The “holy alliance” of United for Hungary, made up of six parties from across the political spectrum, was not enough, nor was the “wind of change” that seemed to blow across the country, nor the auspices coming from half of Europe. Viktor Orbán will remain Prime Minister of Hungary for the next four years, having secured his fourth consecutive presidential term, his fifth in total.
The proven alliance of Orbán’s party, Fidesz, with the Popular Christian Democratic Party (Kdnp) collected 53% of the votes, which translates into 135 out of 199 seats in the Budapest National Assembly. A solid and even larger majority than the last legislature and an indisputable affirmation in the numbers, beyond the problems of pluralism and distortion of the media landscape in the country that make any electoral competition unbalanced a priori.
The victory takes on even clearer contours because it comes against an opponent never so compact and combative, a coalition made up of six Hungarian parties with different political positions: the left of the Socialist Party (MSZP) and the Democratic Coalition (Dk), the ecologists of LMP and Dialogue for Hungary (Párbeszéd), the far right of Jobbik and the liberals of Momentum presented a joint candidate, the mayor of the city of Hódmezővásárhely, Péter Márki-Zay.
The multicolored opposition held up only in the capital, where its exponents triumphed in 16 of the 18 electoral districts, but in the rest of the country the domination of Fidesz / Kdnp was almost absolute. The 35% of the overall votes collected by the United for Hungary (Egységben Magyarországért) is much lower than the sum of the preferences obtained by the various members of the coalition in the last round, close to 47%. Part of 2018’s preferences, probably Jobbik’s, were stolen by a new political formation, MiHazánk (Our Homeland), which gained support during the pandemic by insisting on anti-vaccination positions.
“This is not just our victory. The whole world recognizes that conservatives in politics are the future, not the past, ”Orbán said in his victory speech to his constituents. According to initial analyzes, the outcome of the vote does not seem to have influenced the move by the government to “couple” a controversial to the parliamentary and presidential elections referendum on legislation that would prohibit showing minors any content that portrays or promotes homosexuality and sex change. The majority of citizens who expressed their opinion supported the government’s position, but the consultation did not reach the necessary threshold of 50% and is therefore null and void.
On the other hand, the war in Ukraine weighed: Orbán would have benefited from a reconciliation of the electorate towards the government in office which usually occurs in crisis situations. His line towards Russia evidently convinced his compatriots: the Hungarian Prime Minister did indeed condemn the invasion, but he also reiterated his neutrality by avoiding the sending of weapons to Ukraine and opposed the hypothesis of blocking the import of Russian gas.
For this positioning, Orbán had been openly criticized by Ukrainian President Volodymyr Zelensky, who in the last connection with the European Council had even invited him to visit a memorial on the Budapest Shoah in order to understand the tragic nature of the ongoing invasion. It was Zelensky himself who was mentioned in Orbán’s celebratory speech among the defeated “opponents”, together with the Hungarian-American magnate George Soros, to the “international media mainstream“And the” Brussels bureaucrats “, target habitual of the Prime Minister’s narrative.
The clash of the Hungarian government with the European institutions is in fact destined to continue. Hungary remains subject to the Article 7 procedure, which could lead to a suspension of its voting rights in the European Council. But if this hypothesis seems difficult to concretize, because it would require the unanimous vote of the other 26 countries, the other fronts between Budapest and Brussels are more heated.
The European Commission keeps Hungary’s 7.2 billion euros frozen in the Next GenerationEu plan, delaying the approval of the Hungarian PNRR. And soon it could proceed with the activation of the mechanism that binds the EU disbursement to respect for the rule of law, thus freezing other EU funds destined for the country.
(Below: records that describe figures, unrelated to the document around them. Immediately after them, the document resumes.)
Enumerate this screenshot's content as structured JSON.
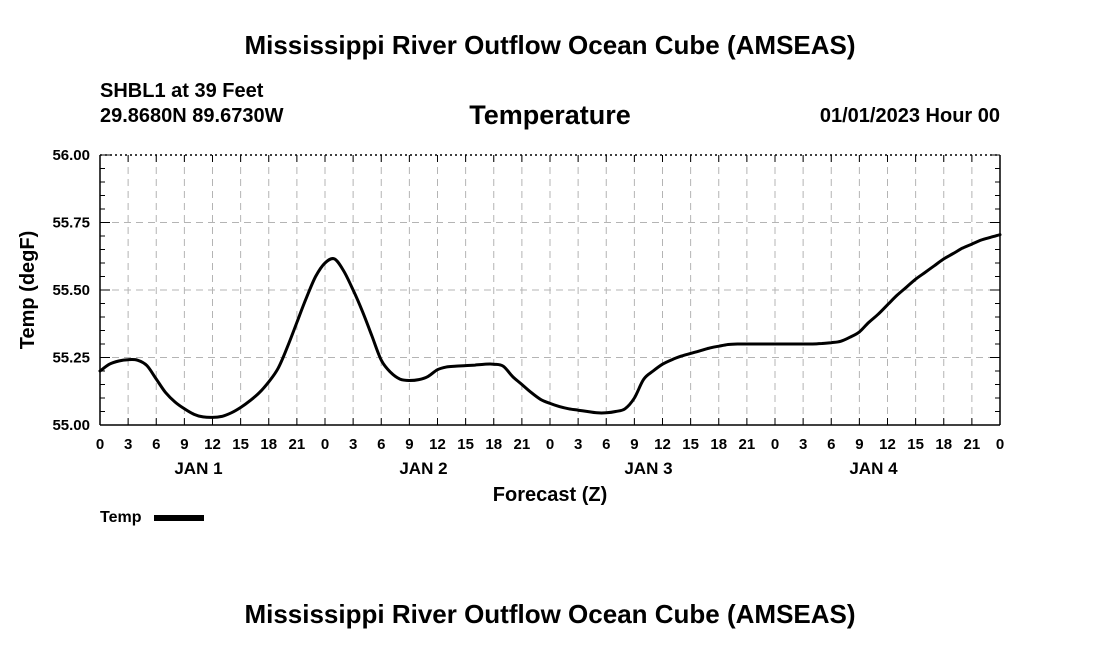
{
  "header": {
    "title": "Mississippi River Outflow Ocean Cube (AMSEAS)",
    "station": "SHBL1 at 39 Feet",
    "coords": "29.8680N  89.6730W",
    "subtitle": "Temperature",
    "datetime": "01/01/2023 Hour 00"
  },
  "footer": {
    "title": "Mississippi River Outflow Ocean Cube (AMSEAS)"
  },
  "legend": {
    "label": "Temp"
  },
  "chart_data": {
    "type": "line",
    "title": "Temperature",
    "xlabel": "Forecast (Z)",
    "ylabel": "Temp (degF)",
    "ylim": [
      55.0,
      56.0
    ],
    "xlim": [
      0,
      96
    ],
    "yticks": [
      "55.00",
      "55.25",
      "55.50",
      "55.75",
      "56.00"
    ],
    "xtick_labels": [
      "0",
      "3",
      "6",
      "9",
      "12",
      "15",
      "18",
      "21",
      "0",
      "3",
      "6",
      "9",
      "12",
      "15",
      "18",
      "21",
      "0",
      "3",
      "6",
      "9",
      "12",
      "15",
      "18",
      "21",
      "0",
      "3",
      "6",
      "9",
      "12",
      "15",
      "18",
      "21",
      "0"
    ],
    "day_labels": [
      {
        "label": "JAN 1",
        "center_hour": 10.5
      },
      {
        "label": "JAN 2",
        "center_hour": 34.5
      },
      {
        "label": "JAN 3",
        "center_hour": 58.5
      },
      {
        "label": "JAN 4",
        "center_hour": 82.5
      }
    ],
    "grid": true,
    "legend_position": "bottom-left",
    "series": [
      {
        "name": "Temp",
        "color": "#000000",
        "x": [
          0,
          1,
          2,
          3,
          4,
          5,
          6,
          7,
          8,
          9,
          10,
          11,
          12,
          13,
          14,
          15,
          16,
          17,
          18,
          19,
          20,
          21,
          22,
          23,
          24,
          25,
          26,
          27,
          28,
          29,
          30,
          31,
          32,
          33,
          34,
          35,
          36,
          37,
          38,
          39,
          40,
          41,
          42,
          43,
          44,
          45,
          46,
          47,
          48,
          49,
          50,
          51,
          52,
          53,
          54,
          55,
          56,
          57,
          58,
          59,
          60,
          61,
          62,
          63,
          64,
          65,
          66,
          67,
          68,
          69,
          70,
          71,
          72,
          73,
          74,
          75,
          76,
          77,
          78,
          79,
          80,
          81,
          82,
          83,
          84,
          85,
          86,
          87,
          88,
          89,
          90,
          91,
          92,
          93,
          94,
          95,
          96
        ],
        "values": [
          55.2,
          55.225,
          55.237,
          55.242,
          55.24,
          55.22,
          55.17,
          55.12,
          55.085,
          55.06,
          55.04,
          55.03,
          55.028,
          55.032,
          55.045,
          55.065,
          55.09,
          55.12,
          55.16,
          55.21,
          55.29,
          55.38,
          55.47,
          55.55,
          55.6,
          55.615,
          55.57,
          55.5,
          55.42,
          55.33,
          55.24,
          55.195,
          55.17,
          55.165,
          55.168,
          55.18,
          55.205,
          55.215,
          55.218,
          55.22,
          55.222,
          55.225,
          55.225,
          55.218,
          55.18,
          55.15,
          55.12,
          55.095,
          55.08,
          55.068,
          55.06,
          55.055,
          55.05,
          55.045,
          55.045,
          55.05,
          55.06,
          55.1,
          55.17,
          55.2,
          55.225,
          55.242,
          55.255,
          55.265,
          55.275,
          55.285,
          55.292,
          55.298,
          55.3,
          55.3,
          55.3,
          55.3,
          55.3,
          55.3,
          55.3,
          55.3,
          55.3,
          55.302,
          55.305,
          55.31,
          55.325,
          55.345,
          55.38,
          55.41,
          55.445,
          55.48,
          55.51,
          55.54,
          55.565,
          55.59,
          55.615,
          55.635,
          55.655,
          55.67,
          55.685,
          55.695,
          55.705
        ]
      }
    ]
  }
}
After the EU Court of Justice rejected the appeal lodged by the Orbán government (together with the Polish one) on the instrument, the European executive is evaluating the measure, even if for reasons of political expediency it has avoided implementing it earlier. of the elections.
In this long confrontation, Orbán risks losing precious allies: with the outbreak of the war, the axis between Poland and Hungary has cracked, countries determined to fight back to the Commission and the European Parliament on issues such as the administration of justice and civil rights, invoking the right to national choices autonomously from the EU.
But the Warsaw government is among the so-called “hawks” towards Russia: it would like the EU to have maximum sanctions for Moscow and maximum support, including military support, in Kiev. Polish Prime Minister Mateusz Morawiecki even went to the Ukrainian capital, with his Slovenian and Czech counterparts. Poland does not like Hungary at all, but neither does the Czech Republic, and the two countries have just expressed their disappointment by boycotting a meeting of Central European Defense Ministers, which was later canceled by Hungary.
One more problem for the new Prime Minister in pectore of Budapest, the longest-lived in power of the European Union, but certainly not the most appreciated outside the national borders.